Jhonlin Air Transport
| IATA | ICAO | Call sign |
| — | JLB | JHONLIN |
- Founded: 2008; 18 years ago
- Commenced operations: 2011; 15 years ago ^{[citation needed]}
- Operating bases: Syamsudin Noor Airport
- Hubs: Syamsudin Noor Airport, Banjarbaru
- Focus cities: Syamsudin Noor Airport, Banjarbaru; Batu Licin Airport, Batulicin; Stagen Airport, Kotabaru;
- Fleet size: 3
- Destinations: 4
- Parent company: PT. Jhonlin Air Transport (JAT)
- Headquarters: Banjarmasin, Indonesia
- Key people: H. Syamsuddin, Teuku Djohan Basyar CEO: Teuku Djohan
- Website: Website JAT-Airlines

= Jhonlin Air Transport =

Airline of Indonesia

Jhonlin Air Transport is a regional airline in Indonesia that focus on serving the areas in South Kalimantan, Indonesia.
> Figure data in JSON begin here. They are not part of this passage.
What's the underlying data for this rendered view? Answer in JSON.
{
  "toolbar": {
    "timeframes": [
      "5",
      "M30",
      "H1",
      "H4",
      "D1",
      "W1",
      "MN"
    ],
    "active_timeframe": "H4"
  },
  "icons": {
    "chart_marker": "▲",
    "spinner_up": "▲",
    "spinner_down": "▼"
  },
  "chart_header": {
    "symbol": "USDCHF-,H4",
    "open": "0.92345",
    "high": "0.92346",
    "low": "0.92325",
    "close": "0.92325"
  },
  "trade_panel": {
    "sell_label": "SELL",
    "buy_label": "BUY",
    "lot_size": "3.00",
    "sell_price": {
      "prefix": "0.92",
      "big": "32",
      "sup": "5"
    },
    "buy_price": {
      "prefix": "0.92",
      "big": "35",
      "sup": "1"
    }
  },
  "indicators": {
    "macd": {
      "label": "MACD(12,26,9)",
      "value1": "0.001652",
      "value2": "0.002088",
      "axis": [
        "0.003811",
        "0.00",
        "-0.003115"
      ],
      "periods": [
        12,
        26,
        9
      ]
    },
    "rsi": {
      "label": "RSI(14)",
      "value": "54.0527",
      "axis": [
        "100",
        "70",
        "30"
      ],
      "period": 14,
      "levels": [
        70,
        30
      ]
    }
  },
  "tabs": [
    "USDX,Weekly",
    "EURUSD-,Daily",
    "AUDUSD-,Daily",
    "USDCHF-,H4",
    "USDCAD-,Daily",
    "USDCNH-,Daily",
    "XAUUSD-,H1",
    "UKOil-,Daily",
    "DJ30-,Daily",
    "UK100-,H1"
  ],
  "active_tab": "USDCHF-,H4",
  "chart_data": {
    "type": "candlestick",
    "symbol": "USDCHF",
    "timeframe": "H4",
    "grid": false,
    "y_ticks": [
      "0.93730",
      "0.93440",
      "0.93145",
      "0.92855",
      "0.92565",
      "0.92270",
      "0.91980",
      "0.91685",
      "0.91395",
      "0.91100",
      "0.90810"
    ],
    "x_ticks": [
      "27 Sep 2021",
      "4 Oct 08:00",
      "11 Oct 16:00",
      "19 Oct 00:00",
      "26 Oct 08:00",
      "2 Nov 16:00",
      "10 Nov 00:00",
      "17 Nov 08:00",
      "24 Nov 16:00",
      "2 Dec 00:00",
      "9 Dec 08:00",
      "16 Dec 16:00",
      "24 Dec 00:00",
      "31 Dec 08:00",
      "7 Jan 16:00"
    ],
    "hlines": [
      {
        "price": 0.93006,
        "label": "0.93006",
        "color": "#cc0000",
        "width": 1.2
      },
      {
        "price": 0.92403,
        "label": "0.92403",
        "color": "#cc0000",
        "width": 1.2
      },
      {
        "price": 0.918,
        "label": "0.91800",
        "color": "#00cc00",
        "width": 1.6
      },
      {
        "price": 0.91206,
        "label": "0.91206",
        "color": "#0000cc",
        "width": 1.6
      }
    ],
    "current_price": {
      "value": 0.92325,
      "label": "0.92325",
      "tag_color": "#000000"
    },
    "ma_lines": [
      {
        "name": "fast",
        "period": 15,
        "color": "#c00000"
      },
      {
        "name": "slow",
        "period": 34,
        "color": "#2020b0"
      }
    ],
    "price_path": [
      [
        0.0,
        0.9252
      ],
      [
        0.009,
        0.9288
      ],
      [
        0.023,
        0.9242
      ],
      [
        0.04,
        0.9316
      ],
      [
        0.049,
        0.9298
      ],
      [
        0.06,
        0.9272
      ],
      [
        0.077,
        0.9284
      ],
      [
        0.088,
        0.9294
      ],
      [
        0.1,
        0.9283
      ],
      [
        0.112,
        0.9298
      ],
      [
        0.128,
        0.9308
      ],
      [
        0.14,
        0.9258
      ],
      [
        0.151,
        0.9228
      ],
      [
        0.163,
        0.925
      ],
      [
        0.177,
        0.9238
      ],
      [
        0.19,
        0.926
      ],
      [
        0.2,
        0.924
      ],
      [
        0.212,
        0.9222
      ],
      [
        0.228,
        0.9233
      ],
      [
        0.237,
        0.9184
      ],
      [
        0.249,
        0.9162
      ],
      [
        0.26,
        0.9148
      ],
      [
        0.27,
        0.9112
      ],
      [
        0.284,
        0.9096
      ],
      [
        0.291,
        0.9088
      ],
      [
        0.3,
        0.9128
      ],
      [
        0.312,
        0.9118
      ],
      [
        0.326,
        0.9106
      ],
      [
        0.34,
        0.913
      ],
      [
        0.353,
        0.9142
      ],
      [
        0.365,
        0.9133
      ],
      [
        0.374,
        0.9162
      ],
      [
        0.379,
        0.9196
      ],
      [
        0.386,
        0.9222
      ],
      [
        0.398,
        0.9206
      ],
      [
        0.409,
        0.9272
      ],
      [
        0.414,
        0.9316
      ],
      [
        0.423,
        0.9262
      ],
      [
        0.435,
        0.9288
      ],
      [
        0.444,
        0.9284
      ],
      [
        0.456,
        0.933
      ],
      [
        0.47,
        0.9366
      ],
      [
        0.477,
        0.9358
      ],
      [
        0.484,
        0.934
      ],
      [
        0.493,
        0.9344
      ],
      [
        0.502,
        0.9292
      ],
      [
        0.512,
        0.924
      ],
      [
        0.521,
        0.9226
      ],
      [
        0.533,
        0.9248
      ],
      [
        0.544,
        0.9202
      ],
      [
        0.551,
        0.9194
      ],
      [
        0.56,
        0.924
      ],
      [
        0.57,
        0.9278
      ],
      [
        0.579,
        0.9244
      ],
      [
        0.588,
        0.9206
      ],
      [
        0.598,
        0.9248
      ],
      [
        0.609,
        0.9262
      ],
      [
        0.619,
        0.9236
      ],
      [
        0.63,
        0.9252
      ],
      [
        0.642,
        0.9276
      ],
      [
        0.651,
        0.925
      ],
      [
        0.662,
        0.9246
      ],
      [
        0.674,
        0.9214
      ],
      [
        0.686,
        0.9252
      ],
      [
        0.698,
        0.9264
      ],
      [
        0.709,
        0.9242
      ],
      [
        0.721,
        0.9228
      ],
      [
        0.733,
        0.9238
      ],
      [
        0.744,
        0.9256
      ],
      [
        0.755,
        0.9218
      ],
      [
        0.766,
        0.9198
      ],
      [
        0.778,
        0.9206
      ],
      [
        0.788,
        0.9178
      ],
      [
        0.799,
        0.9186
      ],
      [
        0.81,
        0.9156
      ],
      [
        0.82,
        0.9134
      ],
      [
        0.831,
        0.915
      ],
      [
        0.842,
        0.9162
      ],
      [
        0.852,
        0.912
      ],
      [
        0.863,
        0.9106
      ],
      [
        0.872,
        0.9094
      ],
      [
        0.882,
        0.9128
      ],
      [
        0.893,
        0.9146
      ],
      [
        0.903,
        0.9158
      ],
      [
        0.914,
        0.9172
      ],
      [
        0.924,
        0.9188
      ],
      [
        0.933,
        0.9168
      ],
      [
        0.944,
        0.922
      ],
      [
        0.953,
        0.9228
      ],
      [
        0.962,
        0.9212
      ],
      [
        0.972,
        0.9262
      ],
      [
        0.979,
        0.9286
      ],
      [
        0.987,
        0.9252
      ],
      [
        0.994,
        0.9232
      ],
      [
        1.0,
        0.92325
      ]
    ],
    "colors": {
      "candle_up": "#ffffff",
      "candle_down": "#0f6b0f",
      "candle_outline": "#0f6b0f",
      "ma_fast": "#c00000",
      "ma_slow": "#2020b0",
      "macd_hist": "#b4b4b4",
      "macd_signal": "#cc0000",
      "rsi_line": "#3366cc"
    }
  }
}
The maiden flight of the airline began on November 3, 2011. The inaugural flight route is from Batulicin to Banjarbaru.

==Fleet==
As of February 22, 2022, Jhonlin Air Transport only have 3 fixed wing aircraft :

- 1 Boeing 737-700 BBJ series
- 2 Beechcraft Super King Air 350

The former fleet of Jhonlin Air Transport is:
- 3 Bell 407
- 1 Bell 429 GlobalRanger
- 3 Cessna Grand Caravan
- 2 Hawker 900XP
- 1 ATR 72

==Accidents==
The Hawker 900XP PK-JBH, one of two belonging to the company, was involved in an accident in February 2013 while landing at Halim airport in Jakarta. The aircraft lost the left landing gear on impact.

A Cessna Grand Caravan 208-EX PK-JBR crashed in Papua in October 2018 carrying a passenger named Daus in Beoga, Puncak Regency in Papua.